FTP data showed that as amyloid-beta initially started to form thin fibrils, the average temperature of the cells began to rise. Indeed, measurements showed that the increase in cellular temperature was significant compared to cells with no amyloid-beta added.
“As the fibrils start elongating, they release energy in the form of heat,” said Kaminski Schierle. “Amyloid-beta aggregation requires quite a lot of energy to get going, but once the aggregation process starts, it speeds up and releases more heat, allowing more aggregates to form.”
“Once the aggregates have formed, they can exit the cell and be taken up by neighboring cells, infecting healthy amyloid-beta in those cells,” said Chung. “No one has shown this link between temperature and aggregation in live cells before.”
New AD drug
As well as inhibiting amyloid-beta aggregation in its tracks and lowering the temperature in cells to mitigate any further damage, MJ040 also helped the researchers to confirm that fibrils cause thermogenesis. This fact is important as scientists had always assumed that structures supplying cells with energy called mitochondria were causing cell thermogenesis in certain diseases. Accordingly, these data created much excitement, laying a longstanding mystery to rest.
However, because MJ040 inhibits the formation of amyloid-beta fibrils, the drug must be administered in the late stages of the disease. As can be imagined, this could cause problems if the patient is asymptomatic or in the advanced stages of AD. The team is also quick to stress that although their results suggest the compound has potential as a treatment for AD, extensive tests and clinical trials are required. Still, they surmise that overall the findings highlight MJ040’s potential as a therapeutic for AD.
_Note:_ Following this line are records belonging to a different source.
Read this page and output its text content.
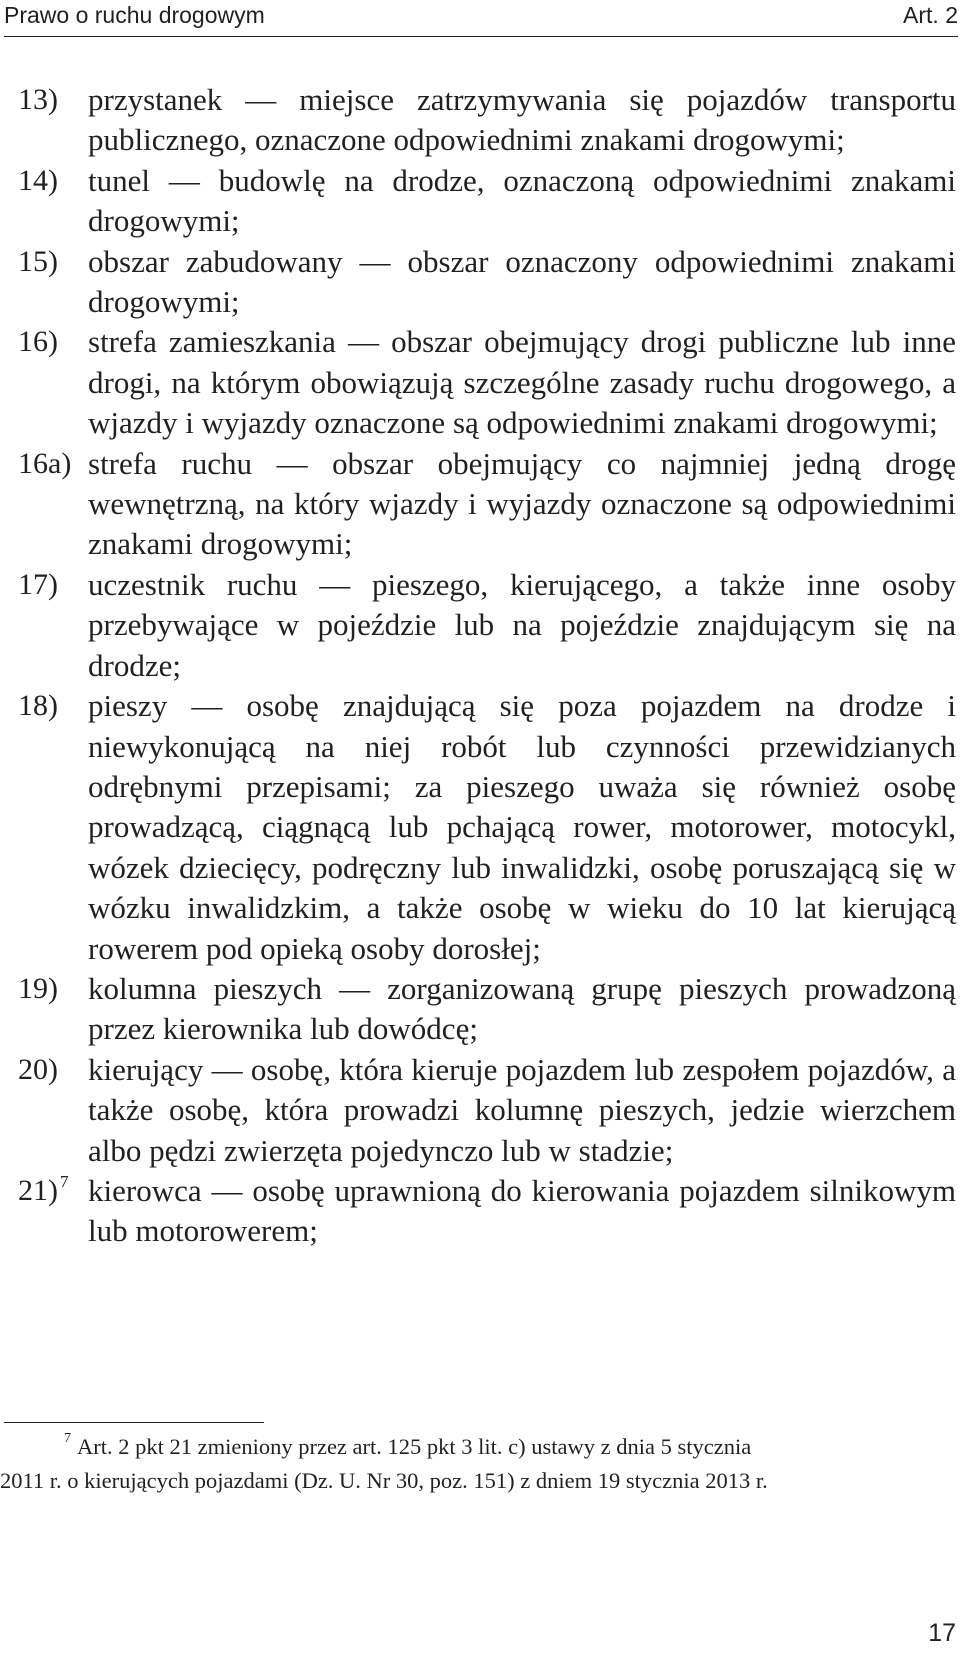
Prawo o ruchu drogowym	Art. 2
13) przystanek — miejsce zatrzymywania się pojazdów transportu publicznego, oznaczone odpowiednimi znakami drogowymi;
14) tunel — budowlę na drodze, oznaczoną odpowiednimi znakami drogowymi;
15) obszar zabudowany — obszar oznaczony odpowiednimi znakami drogowymi;
16) strefa zamieszkania — obszar obejmujący drogi publiczne lub inne drogi, na którym obowiązują szczególne zasady ruchu drogowego, a wjazdy i wyjazdy oznaczone są odpowiednimi znakami drogowymi;
16a) strefa ruchu — obszar obejmujący co najmniej jedną drogę wewnętrzną, na który wjazdy i wyjazdy oznaczone są odpowiednimi znakami drogowymi;
17) uczestnik ruchu — pieszego, kierującego, a także inne osoby przebywające w pojeździe lub na pojeździe znajdującym się na drodze;
18) pieszy — osobę znajdującą się poza pojazdem na drodze i niewykonującą na niej robót lub czynności przewidzianych odrębnymi przepisami; za pieszego uważa się również osobę prowadzącą, ciągnącą lub pchającą rower, motorower, motocykl, wózek dziecięcy, podręczny lub inwalidzki, osobę poruszającą się w wózku inwalidzkim, a także osobę w wieku do 10 lat kierującą rowerem pod opieką osoby dorosłej;
19) kolumna pieszych — zorganizowaną grupę pieszych prowadzoną przez kierownika lub dowódcę;
20) kierujący — osobę, która kieruje pojazdem lub zespołem pojazdów, a także osobę, która prowadzi kolumnę pieszych, jedzie wierzchem albo pędzi zwierzęta pojedynczo lub w stadzie;
21) $^7$ kierowca — osobę uprawnioną do kierowania pojazdem silnikowym lub motorowerem;
$^7$ Art. 2 pkt 21 zmieniony przez art. 125 pkt 3 lit. c) ustawy z dnia 5 stycznia
2011 r. o kierujących pojazdami (Dz. U. Nr 30, poz. 151) z dniem 19 stycznia 2013 r.
17
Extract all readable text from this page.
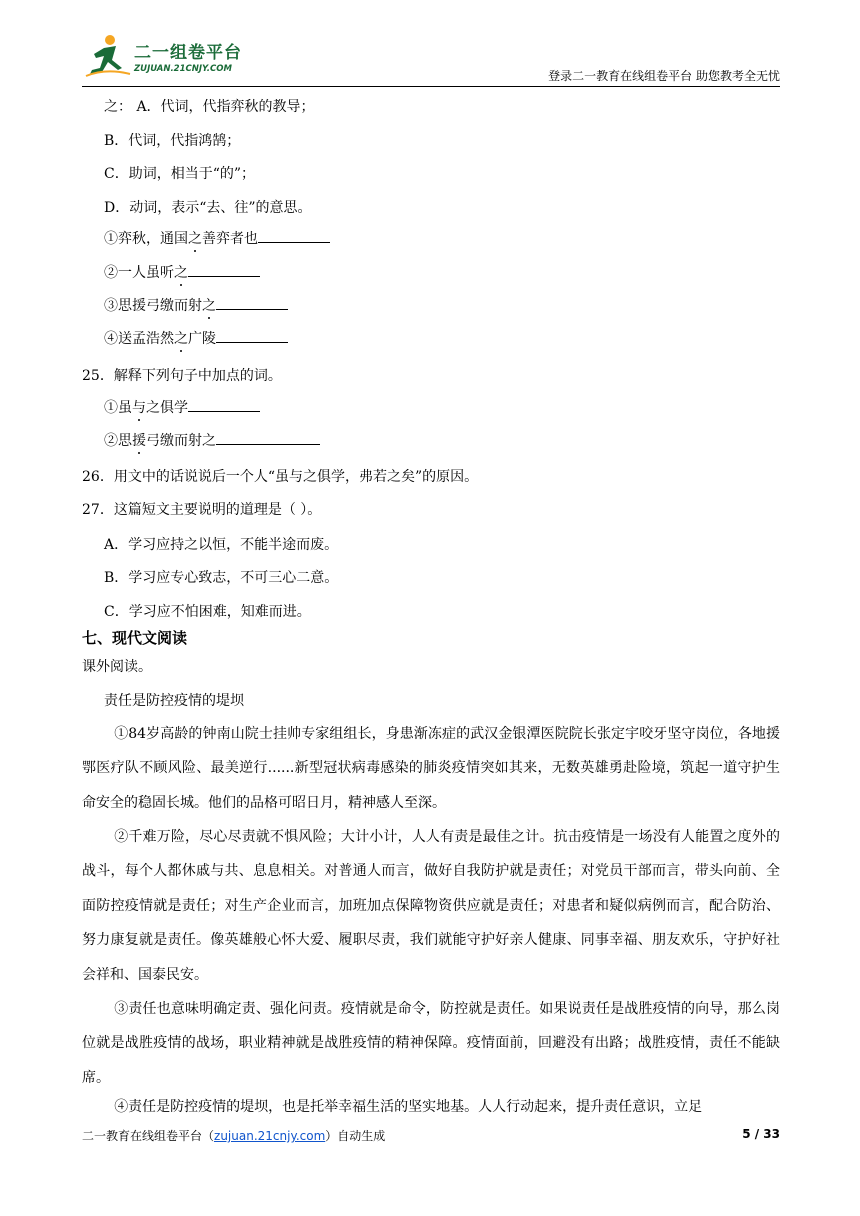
二一组卷平台
ZUJUAN.21CNJY.COM	登录二一教育在线组卷平台 助您教考全无忧
之： A．代词，代指弈秋的教导；
B．代词，代指鸿鹄；
C．助词，相当于“的”；
D．动词，表示“去、往”的意思。
①弈秋，通国之善弈者也
②一人虽听之
③思援弓缴而射之
④送孟浩然之广陵
25．解释下列句子中加点的词。
①虽与之俱学
②思援弓缴而射之
26．用文中的话说说后一个人“虽与之俱学，弗若之矣”的原因。
27．这篇短文主要说明的道理是（ ）。
A．学习应持之以恒，不能半途而废。
B．学习应专心致志，不可三心二意。
C．学习应不怕困难，知难而进。
七、现代文阅读
课外阅读。
责任是防控疫情的堤坝
①84岁高龄的钟南山院士挂帅专家组组长，身患渐冻症的武汉金银潭医院院长张定宇咬牙坚守岗位，各地援鄂医疗队不顾风险、最美逆行......新型冠状病毒感染的肺炎疫情突如其来，无数英雄勇赴险境，筑起一道守护生命安全的稳固长城。他们的品格可昭日月，精神感人至深。
②千难万险，尽心尽责就不惧风险；大计小计，人人有责是最佳之计。抗击疫情是一场没有人能置之度外的战斗，每个人都休戚与共、息息相关。对普通人而言，做好自我防护就是责任；对党员干部而言，带头向前、全面防控疫情就是责任；对生产企业而言，加班加点保障物资供应就是责任；对患者和疑似病例而言，配合防治、努力康复就是责任。像英雄般心怀大爱、履职尽责，我们就能守护好亲人健康、同事幸福、朋友欢乐，守护好社会祥和、国泰民安。
③责任也意味明确定责、强化问责。疫情就是命令，防控就是责任。如果说责任是战胜疫情的向导，那么岗位就是战胜疫情的战场，职业精神就是战胜疫情的精神保障。疫情面前，回避没有出路；战胜疫情，责任不能缺席。
④责任是防控疫情的堤坝，也是托举幸福生活的坚实地基。人人行动起来，提升责任意识，立足
二一教育在线组卷平台（zujuan.21cnjy.com）自动生成	5 / 33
But for now, their priority is to shed more light on the workings behind heat production caused by amyloid-beta aggregation. They hope their work could one day produce a diagnostic test for neurodegenerative diseases.
The team concludes: “We hope to spark off further work in this field to develop more accurate descriptors of complex intracellular phenomena that give rise to increased temperatures within a biological cell, which can be indicative of neurodegeneration.”
The study is published in the Journal of the American Chemical Society.